Kovacs = total Dumb Ass with a seriously schizo girlfriend

Wes = total Dumb Ass + manipulative + Shakespearean + horrible singer + agro + not voted the best kisser = Any Girls worst nightmare (run Gia run!)

Kiptyn = his lispy talk is really starting to make me question him. His bald spot isn’t helping matters either and do not get me started on his choice of jackets. He was trying to play tough by “lying to Payton” (you go tough guy) but any guy who pictures a future with our little lollipop Tenley is nothing but a total puss. I think he is uncomfortable playing this game and so although he may be a puss, he is probably a quality guy (but one who is balding and lispy).

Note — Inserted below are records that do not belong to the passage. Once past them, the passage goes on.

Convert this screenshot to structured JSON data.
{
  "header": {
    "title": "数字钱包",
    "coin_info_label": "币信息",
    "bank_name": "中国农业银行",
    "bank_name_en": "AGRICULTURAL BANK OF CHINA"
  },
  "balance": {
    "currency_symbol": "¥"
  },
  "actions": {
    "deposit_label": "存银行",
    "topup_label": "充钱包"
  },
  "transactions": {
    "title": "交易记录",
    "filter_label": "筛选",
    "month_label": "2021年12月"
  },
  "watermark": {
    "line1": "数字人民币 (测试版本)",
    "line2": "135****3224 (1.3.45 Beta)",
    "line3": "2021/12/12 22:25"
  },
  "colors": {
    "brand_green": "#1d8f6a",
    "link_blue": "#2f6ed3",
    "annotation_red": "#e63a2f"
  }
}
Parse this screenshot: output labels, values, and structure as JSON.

Dave = great bod, great eyes, but he so give me the heebies that I just got nothing more positive to say. I will however give him props for clearly attending anger management classes and possibly a little AA after his run on Jillian’s Bachelorette season. He has mellowed waaayyy out and that is a good thing.

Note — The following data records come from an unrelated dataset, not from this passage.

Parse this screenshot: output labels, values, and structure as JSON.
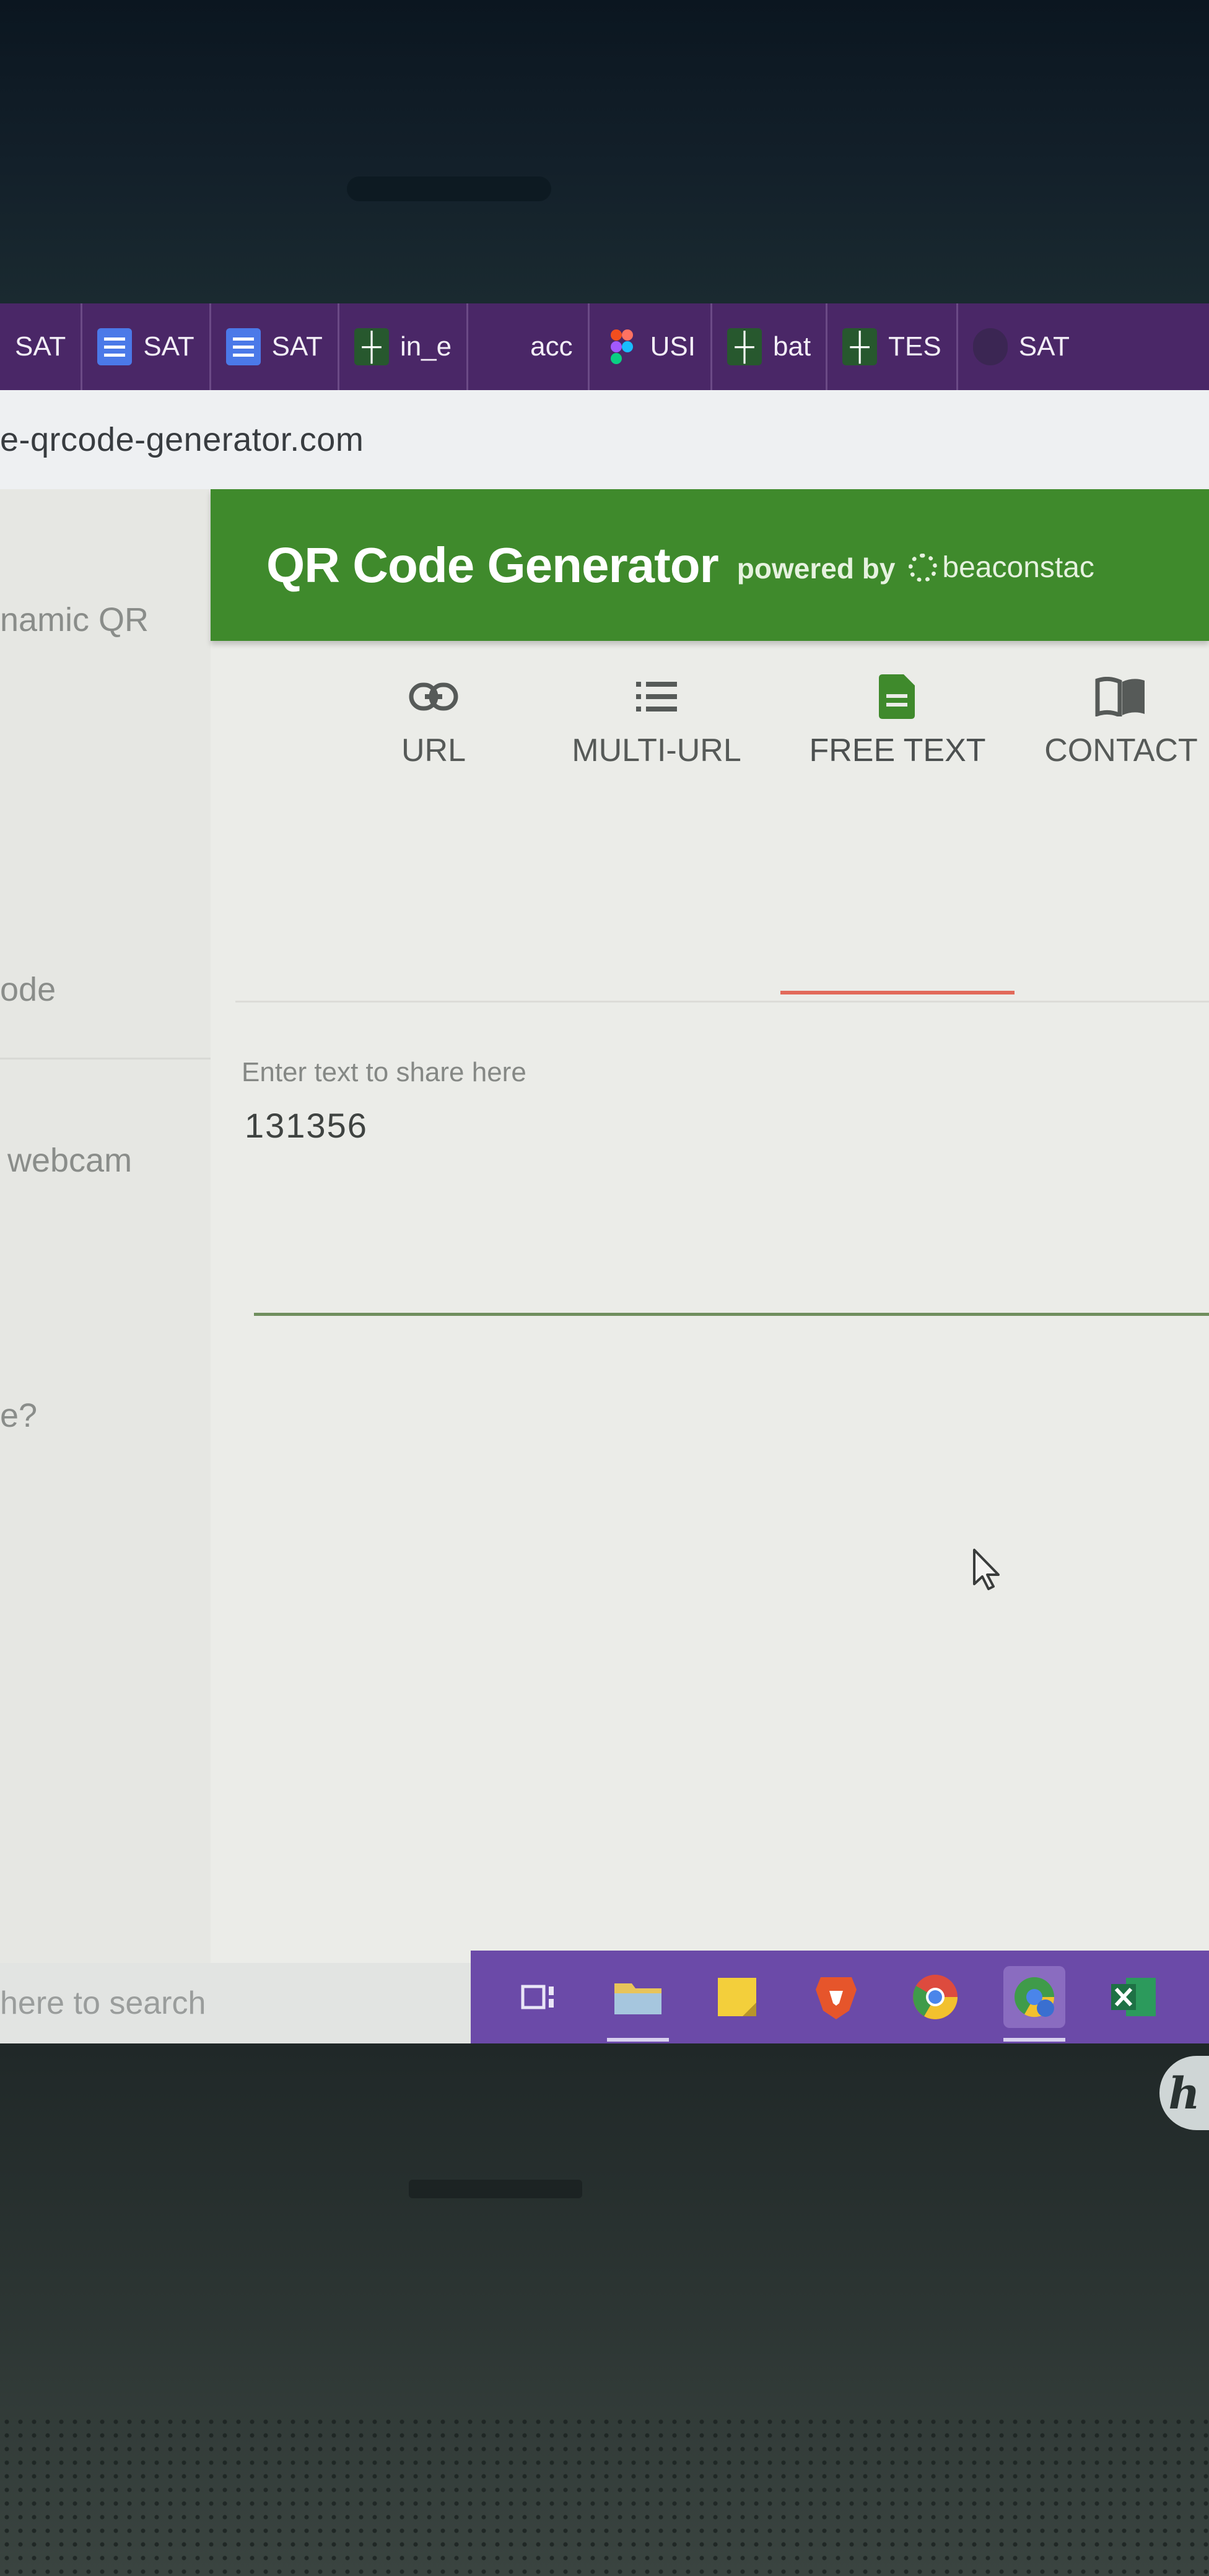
{
  "bookmarks": [
    {
      "label": "SAT",
      "icon": "shield-icon"
    },
    {
      "label": "SAT",
      "icon": "google-docs-icon"
    },
    {
      "label": "SAT",
      "icon": "google-docs-icon"
    },
    {
      "label": "in_e",
      "icon": "tree-icon"
    },
    {
      "label": "acc",
      "icon": "blank-icon"
    },
    {
      "label": "USI",
      "icon": "figma-icon"
    },
    {
      "label": "bat",
      "icon": "tree-icon"
    },
    {
      "label": "TES",
      "icon": "tree-icon"
    },
    {
      "label": "SAT",
      "icon": "shield-icon"
    }
  ],
  "address_bar": {
    "url": "e-qrcode-generator.com"
  },
  "left_panel": {
    "items": [
      "namic QR",
      "ode",
      "webcam",
      "e?"
    ],
    "search_placeholder": "here to search"
  },
  "header": {
    "title": "QR Code Generator",
    "powered_by": "powered by",
    "brand": "beaconstac"
  },
  "tabs": [
    {
      "label": "URL",
      "icon": "link-icon",
      "active": false
    },
    {
      "label": "MULTI-URL",
      "icon": "list-icon",
      "active": false
    },
    {
      "label": "FREE TEXT",
      "icon": "document-icon",
      "active": true
    },
    {
      "label": "CONTACT",
      "icon": "book-icon",
      "active": false
    }
  ],
  "free_text": {
    "label": "Enter text to share here",
    "value": "131356"
  },
  "colors": {
    "header_green": "#3f8a2c",
    "active_tab_indicator": "#e26a5a",
    "bookmarks_bar": "#4a2767",
    "taskbar": "#6b4aa8"
  },
  "taskbar": {
    "icons": [
      "task-view-icon",
      "file-explorer-icon",
      "sticky-notes-icon",
      "brave-browser-icon",
      "chrome-icon",
      "chrome-profile-icon",
      "excel-icon"
    ]
  }
}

Weatherman = forecast called for sloppy kisses, no alliances and a twister that picked you right up and swept your little pinner ass back to Dallas. Good thing you can chow down pie cuz you can’t kiss worth shit. I think (aggressive and sexually advanced) 4th graders might kiss better then you. He looked like a little guppy moving his mouth. Let’s just say that doing this show is not going to catapult you into the dating pool anytime
soon.

And to end on that note: The Kissing Contest. I watched with a pillow covering my nose and mouth so I could duck my head down and not see if I didn’t want too. I kept sinking lower and sort of peeking over the top. I was uncomfortable and nervous and so mortified for 90% of it. It reminded me of when we used to watch Love Boat as a family on Friday nights and every time there was a kissing scene my dad would go “kissy kissy” and my sisters and I would shout “eewwww” and cringe. I am no prude so I know if this was rough for me it was rough for most. Soooo much kissing and between Elizabeth and Natalie alone I felt like I needed to go and rinse with Scope. The saliva swapping was over the top and I thought to myself how badly it would suck if just one of these peeps was toting around the flu bug and BAM…the whole house ends up puking. Just a thought. I do have a feeling that the challenges are only going to get raunchier and we are in for some nasty tv. God, I love Mondays!

1 comment:

  1. Good god I love this blog! When I'm strung out at work, and can't think straight...this is just what I need to turn my day around. Thank you Amanda for keeping this going. You can't imagine how much I look forward to reading your hysterical recaps of the show Seanie & I love so much. Please never stop!!!!